Vers l'An 4 du quinquennat.

Par Laurence Peuron.

La semaine politique, on regarde dans le rétro d'abord…

Souvenez-vous, on avait eu le père Noël :

Son Emmanuel Macron.

Le Président de la République faisant même un holp-up sur un héritage chéri par la gauche, le programme du Conseil National de la Résistance. Mardi, les Français ont entendu le Père fouettard

Son Edouard Philippe.

L’ingratitude de la fonction, sa grandeur aussi. Le Président trace le cap, son Premier Ministre en assure l’exécution à bon port. Avec rectitude, honnêteté et courage a cru bon insister Edouard Philippe. Trop fin politique pour ne pas anticiper que cela allait lui revenir en boomerang.

Le vrai courage a aussitôt dénoncé l’opposition aurait été de refuser d’en mettre en œuvre des injonctions présidentielles contradictoires à commencer le retour à l’école dont le conseil scientifique mis en place par l’exécutif a lui-même considéré qu’il était prématuré. Le vrai courage pour la gauche et les écologistes aurait été d’imposer des contreparties sociales et écologiques aux entreprises que l’Etat soutient à bout de bras. Il y a eu enfin les prédicateurs de l’apocalypse qui ont considéré qu’on leur mentait encore sur les urgences sanitaires.

On eut en réalité l’exercice d’équilibriste d’un serviteur de l’Etat qui lorsque l’heure des comptes viendra devra compter sur sa rectitude et son honnêteté.

Et on se projette à présent…

Dans une semaine le 7 mai, on aura l’An 4 du quinquennat... alors on va arrêter d’ergoter sur l’acte 2 à venir ou déjà en route, une page se tourne semble-t-il à en croire la Ministre du travail Muriel Pénicaud.

Son Muriel Pénicaud.

Ce que les Gilets jaunes ou les manifs du printemps n’ont pas obtenu, le virus en a eu la peau réforme de l’Assurance chômage suspendue, la réforme des retraites idem.

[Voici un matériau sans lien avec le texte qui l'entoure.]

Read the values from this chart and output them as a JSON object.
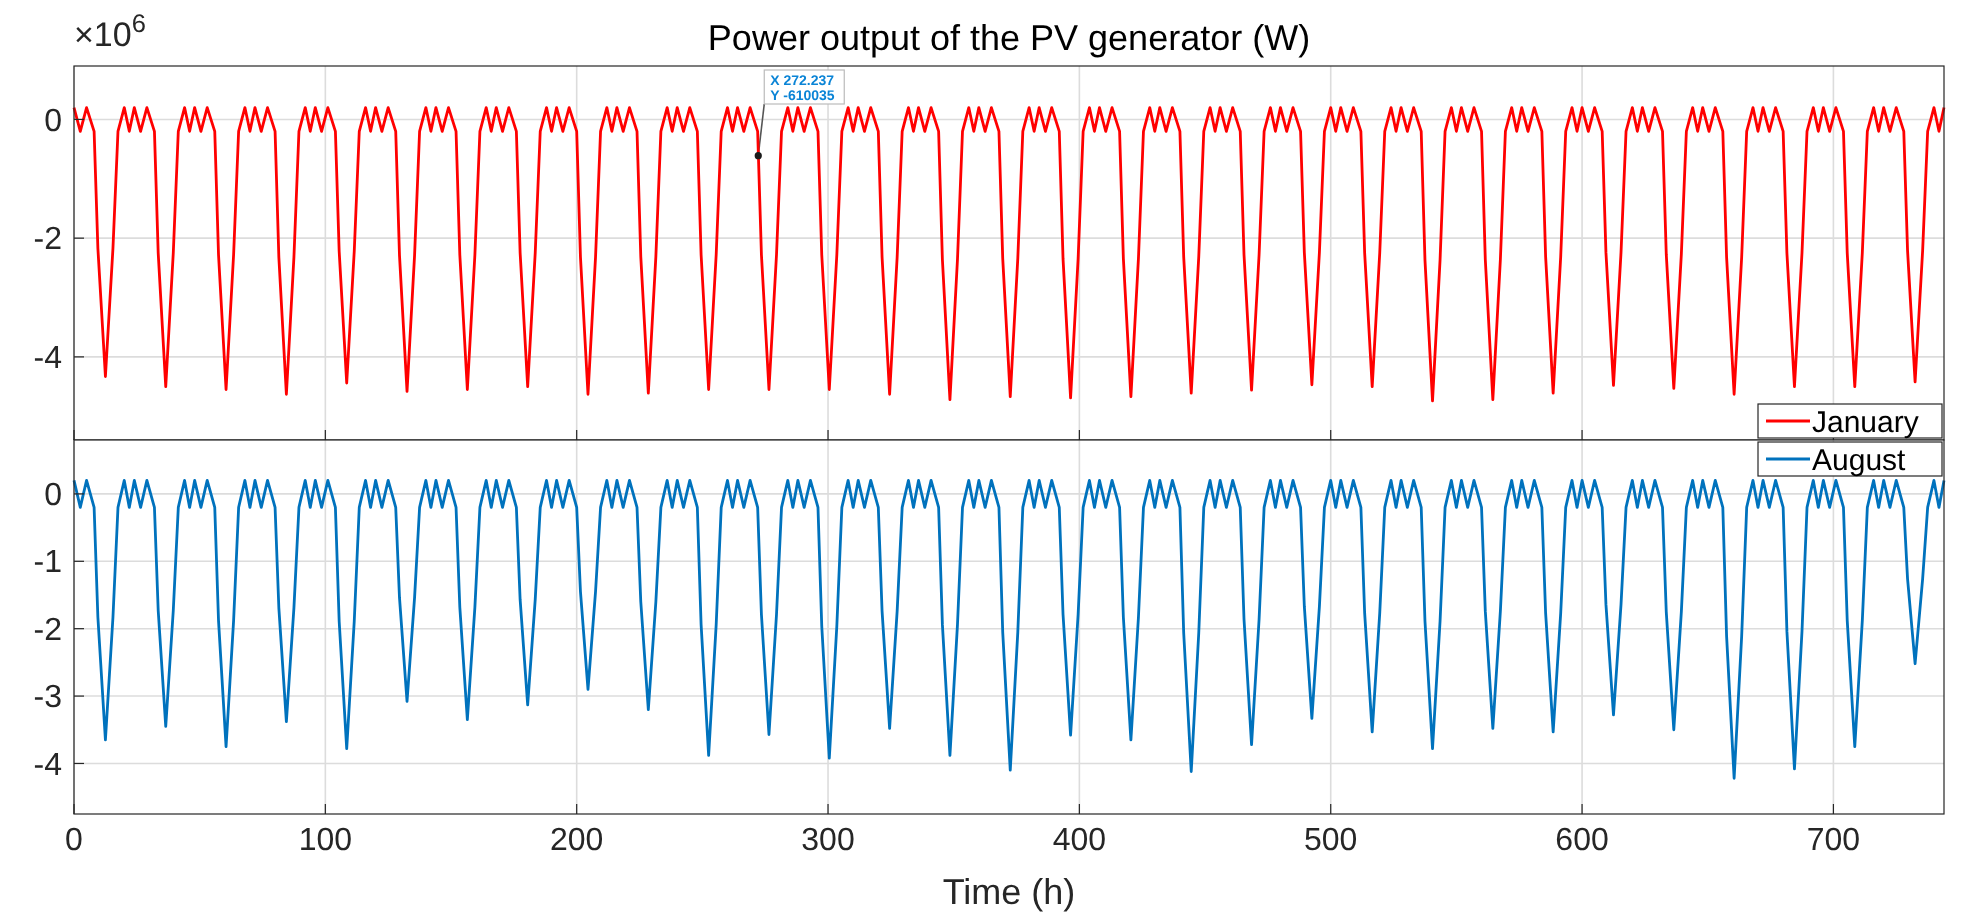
{
  "chart_data": [
    {
      "type": "line",
      "title": "Power output of the PV generator (W)",
      "xlim": [
        0,
        744
      ],
      "xticks": [
        0,
        100,
        200,
        300,
        400,
        500,
        600,
        700
      ],
      "ylim": [
        -5.4,
        0.9
      ],
      "yticks": [
        -4,
        -2,
        0
      ],
      "tick_labels": "y",
      "grid": true,
      "legend": "bottom right",
      "annotations": [
        "×10$^{6}$",
        {
          "text": "X 272.237\nY -610035",
          "x": 272.237,
          "y": -0.610035
        }
      ],
      "x": [
        0,
        2.5,
        5,
        8,
        9.5,
        12.5,
        15.5,
        17.5,
        20,
        22,
        24,
        26.5,
        29,
        32,
        33.5,
        36.5,
        39.5,
        41.5,
        44,
        46,
        48,
        50.5,
        53,
        56,
        57.5,
        60.5,
        63.5,
        65.5,
        68,
        70,
        72,
        74.5,
        77,
        80,
        81.5,
        84.5,
        87.5,
        89.5,
        92,
        94,
        96,
        98.5,
        101,
        104,
        105.5,
        108.5,
        111.5,
        113.5,
        116,
        118,
        120,
        122.5,
        125,
        128,
        129.5,
        132.5,
        135.5,
        137.5,
        140,
        142,
        144,
        146.5,
        149,
        152,
        153.5,
        156.5,
        159.5,
        161.5,
        164,
        166,
        168,
        170.5,
        173,
        176,
        177.5,
        180.5,
        183.5,
        185.5,
        188,
        190,
        192,
        194.5,
        197,
        200,
        201.5,
        204.5,
        207.5,
        209.5,
        212,
        214,
        216,
        218.5,
        221,
        224,
        225.5,
        228.5,
        231.5,
        233.5,
        236,
        238,
        240,
        242.5,
        245,
        248,
        249.5,
        252.5,
        255.5,
        257.5,
        260,
        262,
        264,
        266.5,
        269,
        272,
        273.5,
        276.5,
        279.5,
        281.5,
        284,
        286,
        288,
        290.5,
        293,
        296,
        297.5,
        300.5,
        303.5,
        305.5,
        308,
        310,
        312,
        314.5,
        317,
        320,
        321.5,
        324.5,
        327.5,
        329.5,
        332,
        334,
        336,
        338.5,
        341,
        344,
        345.5,
        348.5,
        351.5,
        353.5,
        356,
        358,
        360,
        362.5,
        365,
        368,
        369.5,
        372.5,
        375.5,
        377.5,
        380,
        382,
        384,
        386.5,
        389,
        392,
        393.5,
        396.5,
        399.5,
        401.5,
        404,
        406,
        408,
        410.5,
        413,
        416,
        417.5,
        420.5,
        423.5,
        425.5,
        428,
        430,
        432,
        434.5,
        437,
        440,
        441.5,
        444.5,
        447.5,
        449.5,
        452,
        454,
        456,
        458.5,
        461,
        464,
        465.5,
        468.5,
        471.5,
        473.5,
        476,
        478,
        480,
        482.5,
        485,
        488,
        489.5,
        492.5,
        495.5,
        497.5,
        500,
        502,
        504,
        506.5,
        509,
        512,
        513.5,
        516.5,
        519.5,
        521.5,
        524,
        526,
        528,
        530.5,
        533,
        536,
        537.5,
        540.5,
        543.5,
        545.5,
        548,
        550,
        552,
        554.5,
        557,
        560,
        561.5,
        564.5,
        567.5,
        569.5,
        572,
        574,
        576,
        578.5,
        581,
        584,
        585.5,
        588.5,
        591.5,
        593.5,
        596,
        598,
        600,
        602.5,
        605,
        608,
        609.5,
        612.5,
        615.5,
        617.5,
        620,
        622,
        624,
        626.5,
        629,
        632,
        633.5,
        636.5,
        639.5,
        641.5,
        644,
        646,
        648,
        650.5,
        653,
        656,
        657.5,
        660.5,
        663.5,
        665.5,
        668,
        670,
        672,
        674.5,
        677,
        680,
        681.5,
        684.5,
        687.5,
        689.5,
        692,
        694,
        696,
        698.5,
        701,
        704,
        705.5,
        708.5,
        711.5,
        713.5,
        716,
        718,
        720,
        722.5,
        725,
        728,
        729.5,
        732.5,
        735.5,
        737.5,
        740,
        742,
        744
      ],
      "series": [
        {
          "name": "January",
          "color": "#ff0000",
          "values": [
            0.2,
            -0.2,
            0.2,
            -0.2,
            -2.17,
            -4.33,
            -2.17,
            -0.2,
            0.2,
            -0.2,
            0.2,
            -0.2,
            0.2,
            -0.2,
            -2.25,
            -4.5,
            -2.25,
            -0.2,
            0.2,
            -0.2,
            0.2,
            -0.2,
            0.2,
            -0.2,
            -2.28,
            -4.55,
            -2.28,
            -0.2,
            0.2,
            -0.2,
            0.2,
            -0.2,
            0.2,
            -0.2,
            -2.32,
            -4.63,
            -2.32,
            -0.2,
            0.2,
            -0.2,
            0.2,
            -0.2,
            0.2,
            -0.2,
            -2.22,
            -4.44,
            -2.22,
            -0.2,
            0.2,
            -0.2,
            0.2,
            -0.2,
            0.2,
            -0.2,
            -2.29,
            -4.58,
            -2.29,
            -0.2,
            0.2,
            -0.2,
            0.2,
            -0.2,
            0.2,
            -0.2,
            -2.28,
            -4.55,
            -2.28,
            -0.2,
            0.2,
            -0.2,
            0.2,
            -0.2,
            0.2,
            -0.2,
            -2.25,
            -4.5,
            -2.25,
            -0.2,
            0.2,
            -0.2,
            0.2,
            -0.2,
            0.2,
            -0.2,
            -2.32,
            -4.63,
            -2.32,
            -0.2,
            0.2,
            -0.2,
            0.2,
            -0.2,
            0.2,
            -0.2,
            -2.31,
            -4.61,
            -2.31,
            -0.2,
            0.2,
            -0.2,
            0.2,
            -0.2,
            0.2,
            -0.2,
            -2.28,
            -4.55,
            -2.28,
            -0.2,
            0.2,
            -0.2,
            0.2,
            -0.2,
            0.2,
            -0.2,
            -2.28,
            -4.55,
            -2.28,
            -0.2,
            0.2,
            -0.2,
            0.2,
            -0.2,
            0.2,
            -0.2,
            -2.28,
            -4.55,
            -2.28,
            -0.2,
            0.2,
            -0.2,
            0.2,
            -0.2,
            0.2,
            -0.2,
            -2.32,
            -4.63,
            -2.32,
            -0.2,
            0.2,
            -0.2,
            0.2,
            -0.2,
            0.2,
            -0.2,
            -2.36,
            -4.72,
            -2.36,
            -0.2,
            0.2,
            -0.2,
            0.2,
            -0.2,
            0.2,
            -0.2,
            -2.34,
            -4.67,
            -2.34,
            -0.2,
            0.2,
            -0.2,
            0.2,
            -0.2,
            0.2,
            -0.2,
            -2.35,
            -4.69,
            -2.35,
            -0.2,
            0.2,
            -0.2,
            0.2,
            -0.2,
            0.2,
            -0.2,
            -2.34,
            -4.67,
            -2.34,
            -0.2,
            0.2,
            -0.2,
            0.2,
            -0.2,
            0.2,
            -0.2,
            -2.31,
            -4.61,
            -2.31,
            -0.2,
            0.2,
            -0.2,
            0.2,
            -0.2,
            0.2,
            -0.2,
            -2.28,
            -4.56,
            -2.28,
            -0.2,
            0.2,
            -0.2,
            0.2,
            -0.2,
            0.2,
            -0.2,
            -2.24,
            -4.47,
            -2.24,
            -0.2,
            0.2,
            -0.2,
            0.2,
            -0.2,
            0.2,
            -0.2,
            -2.25,
            -4.5,
            -2.25,
            -0.2,
            0.2,
            -0.2,
            0.2,
            -0.2,
            0.2,
            -0.2,
            -2.37,
            -4.74,
            -2.37,
            -0.2,
            0.2,
            -0.2,
            0.2,
            -0.2,
            0.2,
            -0.2,
            -2.36,
            -4.72,
            -2.36,
            -0.2,
            0.2,
            -0.2,
            0.2,
            -0.2,
            0.2,
            -0.2,
            -2.31,
            -4.61,
            -2.31,
            -0.2,
            0.2,
            -0.2,
            0.2,
            -0.2,
            0.2,
            -0.2,
            -2.24,
            -4.48,
            -2.24,
            -0.2,
            0.2,
            -0.2,
            0.2,
            -0.2,
            0.2,
            -0.2,
            -2.27,
            -4.53,
            -2.27,
            -0.2,
            0.2,
            -0.2,
            0.2,
            -0.2,
            0.2,
            -0.2,
            -2.32,
            -4.63,
            -2.32,
            -0.2,
            0.2,
            -0.2,
            0.2,
            -0.2,
            0.2,
            -0.2,
            -2.25,
            -4.5,
            -2.25,
            -0.2,
            0.2,
            -0.2,
            0.2,
            -0.2,
            0.2,
            -0.2,
            -2.25,
            -4.5,
            -2.25,
            -0.2,
            0.2,
            -0.2,
            0.2,
            -0.2,
            0.2,
            -0.2,
            -2.21,
            -4.42,
            -2.21,
            -0.2,
            0.2,
            -0.2,
            0.2
          ]
        }
      ]
    },
    {
      "type": "line",
      "xlabel": "Time (h)",
      "xlim": [
        0,
        744
      ],
      "xticks": [
        0,
        100,
        200,
        300,
        400,
        500,
        600,
        700
      ],
      "ylim": [
        -4.75,
        0.8
      ],
      "yticks": [
        -4,
        -3,
        -2,
        -1,
        0
      ],
      "grid": true,
      "legend": "top right",
      "x": [
        0,
        2.5,
        5,
        8,
        9.5,
        12.5,
        15.5,
        17.5,
        20,
        22,
        24,
        26.5,
        29,
        32,
        33.5,
        36.5,
        39.5,
        41.5,
        44,
        46,
        48,
        50.5,
        53,
        56,
        57.5,
        60.5,
        63.5,
        65.5,
        68,
        70,
        72,
        74.5,
        77,
        80,
        81.5,
        84.5,
        87.5,
        89.5,
        92,
        94,
        96,
        98.5,
        101,
        104,
        105.5,
        108.5,
        111.5,
        113.5,
        116,
        118,
        120,
        122.5,
        125,
        128,
        129.5,
        132.5,
        135.5,
        137.5,
        140,
        142,
        144,
        146.5,
        149,
        152,
        153.5,
        156.5,
        159.5,
        161.5,
        164,
        166,
        168,
        170.5,
        173,
        176,
        177.5,
        180.5,
        183.5,
        185.5,
        188,
        190,
        192,
        194.5,
        197,
        200,
        201.5,
        204.5,
        207.5,
        209.5,
        212,
        214,
        216,
        218.5,
        221,
        224,
        225.5,
        228.5,
        231.5,
        233.5,
        236,
        238,
        240,
        242.5,
        245,
        248,
        249.5,
        252.5,
        255.5,
        257.5,
        260,
        262,
        264,
        266.5,
        269,
        272,
        273.5,
        276.5,
        279.5,
        281.5,
        284,
        286,
        288,
        290.5,
        293,
        296,
        297.5,
        300.5,
        303.5,
        305.5,
        308,
        310,
        312,
        314.5,
        317,
        320,
        321.5,
        324.5,
        327.5,
        329.5,
        332,
        334,
        336,
        338.5,
        341,
        344,
        345.5,
        348.5,
        351.5,
        353.5,
        356,
        358,
        360,
        362.5,
        365,
        368,
        369.5,
        372.5,
        375.5,
        377.5,
        380,
        382,
        384,
        386.5,
        389,
        392,
        393.5,
        396.5,
        399.5,
        401.5,
        404,
        406,
        408,
        410.5,
        413,
        416,
        417.5,
        420.5,
        423.5,
        425.5,
        428,
        430,
        432,
        434.5,
        437,
        440,
        441.5,
        444.5,
        447.5,
        449.5,
        452,
        454,
        456,
        458.5,
        461,
        464,
        465.5,
        468.5,
        471.5,
        473.5,
        476,
        478,
        480,
        482.5,
        485,
        488,
        489.5,
        492.5,
        495.5,
        497.5,
        500,
        502,
        504,
        506.5,
        509,
        512,
        513.5,
        516.5,
        519.5,
        521.5,
        524,
        526,
        528,
        530.5,
        533,
        536,
        537.5,
        540.5,
        543.5,
        545.5,
        548,
        550,
        552,
        554.5,
        557,
        560,
        561.5,
        564.5,
        567.5,
        569.5,
        572,
        574,
        576,
        578.5,
        581,
        584,
        585.5,
        588.5,
        591.5,
        593.5,
        596,
        598,
        600,
        602.5,
        605,
        608,
        609.5,
        612.5,
        615.5,
        617.5,
        620,
        622,
        624,
        626.5,
        629,
        632,
        633.5,
        636.5,
        639.5,
        641.5,
        644,
        646,
        648,
        650.5,
        653,
        656,
        657.5,
        660.5,
        663.5,
        665.5,
        668,
        670,
        672,
        674.5,
        677,
        680,
        681.5,
        684.5,
        687.5,
        689.5,
        692,
        694,
        696,
        698.5,
        701,
        704,
        705.5,
        708.5,
        711.5,
        713.5,
        716,
        718,
        720,
        722.5,
        725,
        728,
        729.5,
        732.5,
        735.5,
        737.5,
        740,
        742,
        744
      ],
      "series": [
        {
          "name": "August",
          "color": "#0072bd",
          "values": [
            0.2,
            -0.2,
            0.2,
            -0.2,
            -1.83,
            -3.65,
            -1.83,
            -0.2,
            0.2,
            -0.2,
            0.2,
            -0.2,
            0.2,
            -0.2,
            -1.73,
            -3.45,
            -1.73,
            -0.2,
            0.2,
            -0.2,
            0.2,
            -0.2,
            0.2,
            -0.2,
            -1.88,
            -3.75,
            -1.88,
            -0.2,
            0.2,
            -0.2,
            0.2,
            -0.2,
            0.2,
            -0.2,
            -1.69,
            -3.38,
            -1.69,
            -0.2,
            0.2,
            -0.2,
            0.2,
            -0.2,
            0.2,
            -0.2,
            -1.89,
            -3.78,
            -1.89,
            -0.2,
            0.2,
            -0.2,
            0.2,
            -0.2,
            0.2,
            -0.2,
            -1.54,
            -3.08,
            -1.54,
            -0.2,
            0.2,
            -0.2,
            0.2,
            -0.2,
            0.2,
            -0.2,
            -1.68,
            -3.35,
            -1.68,
            -0.2,
            0.2,
            -0.2,
            0.2,
            -0.2,
            0.2,
            -0.2,
            -1.57,
            -3.13,
            -1.57,
            -0.2,
            0.2,
            -0.2,
            0.2,
            -0.2,
            0.2,
            -0.2,
            -1.45,
            -2.9,
            -1.45,
            -0.2,
            0.2,
            -0.2,
            0.2,
            -0.2,
            0.2,
            -0.2,
            -1.6,
            -3.2,
            -1.6,
            -0.2,
            0.2,
            -0.2,
            0.2,
            -0.2,
            0.2,
            -0.2,
            -1.94,
            -3.88,
            -1.94,
            -0.2,
            0.2,
            -0.2,
            0.2,
            -0.2,
            0.2,
            -0.2,
            -1.79,
            -3.57,
            -1.79,
            -0.2,
            0.2,
            -0.2,
            0.2,
            -0.2,
            0.2,
            -0.2,
            -1.96,
            -3.92,
            -1.96,
            -0.2,
            0.2,
            -0.2,
            0.2,
            -0.2,
            0.2,
            -0.2,
            -1.74,
            -3.48,
            -1.74,
            -0.2,
            0.2,
            -0.2,
            0.2,
            -0.2,
            0.2,
            -0.2,
            -1.94,
            -3.88,
            -1.94,
            -0.2,
            0.2,
            -0.2,
            0.2,
            -0.2,
            0.2,
            -0.2,
            -2.05,
            -4.1,
            -2.05,
            -0.2,
            0.2,
            -0.2,
            0.2,
            -0.2,
            0.2,
            -0.2,
            -1.79,
            -3.58,
            -1.79,
            -0.2,
            0.2,
            -0.2,
            0.2,
            -0.2,
            0.2,
            -0.2,
            -1.83,
            -3.65,
            -1.83,
            -0.2,
            0.2,
            -0.2,
            0.2,
            -0.2,
            0.2,
            -0.2,
            -2.06,
            -4.12,
            -2.06,
            -0.2,
            0.2,
            -0.2,
            0.2,
            -0.2,
            0.2,
            -0.2,
            -1.86,
            -3.72,
            -1.86,
            -0.2,
            0.2,
            -0.2,
            0.2,
            -0.2,
            0.2,
            -0.2,
            -1.67,
            -3.33,
            -1.67,
            -0.2,
            0.2,
            -0.2,
            0.2,
            -0.2,
            0.2,
            -0.2,
            -1.77,
            -3.53,
            -1.77,
            -0.2,
            0.2,
            -0.2,
            0.2,
            -0.2,
            0.2,
            -0.2,
            -1.89,
            -3.78,
            -1.89,
            -0.2,
            0.2,
            -0.2,
            0.2,
            -0.2,
            0.2,
            -0.2,
            -1.74,
            -3.48,
            -1.74,
            -0.2,
            0.2,
            -0.2,
            0.2,
            -0.2,
            0.2,
            -0.2,
            -1.77,
            -3.53,
            -1.77,
            -0.2,
            0.2,
            -0.2,
            0.2,
            -0.2,
            0.2,
            -0.2,
            -1.64,
            -3.28,
            -1.64,
            -0.2,
            0.2,
            -0.2,
            0.2,
            -0.2,
            0.2,
            -0.2,
            -1.75,
            -3.5,
            -1.75,
            -0.2,
            0.2,
            -0.2,
            0.2,
            -0.2,
            0.2,
            -0.2,
            -2.11,
            -4.22,
            -2.11,
            -0.2,
            0.2,
            -0.2,
            0.2,
            -0.2,
            0.2,
            -0.2,
            -2.04,
            -4.08,
            -2.04,
            -0.2,
            0.2,
            -0.2,
            0.2,
            -0.2,
            0.2,
            -0.2,
            -1.88,
            -3.75,
            -1.88,
            -0.2,
            0.2,
            -0.2,
            0.2,
            -0.2,
            0.2,
            -0.2,
            -1.26,
            -2.52,
            -1.26,
            -0.2,
            0.2,
            -0.2,
            0.2
          ]
        }
      ]
    }
  ]
}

Mais si on en croit les récentes déclarations du patron de la République en Marche, Stanislas Guerini, il y aurait encore dans les cartons une réforme. Celle de la dépendance. Comment mieux prendre en compte la grande vieillesse. Nombre d’économistes ont reproché à la réforme des retraites sa courte vue sur les travailleurs âgés et plaidé pour qu’elle soit couplée à une meilleure protection des personnes obligées de travailler plus tard, de celles qui n’ont pas les moyens de vivre dignement leur grand âge. A cette époque antédiluvienne de l’avant Covid, le gouvernement a répondu trop cher : règle des 3%. Il serait désormais question de ressortir des cartons le projet de la CFDT sur la retraite progressive et l’aménagement du temps de travail des salariés âgés.

En ces temps où les plus de 65 ans sont instamment priés de rester chez eux où les aînés ont payé un très lourd tribut à l’épidémie, cela serait sans doute une réinvention assez salutaire.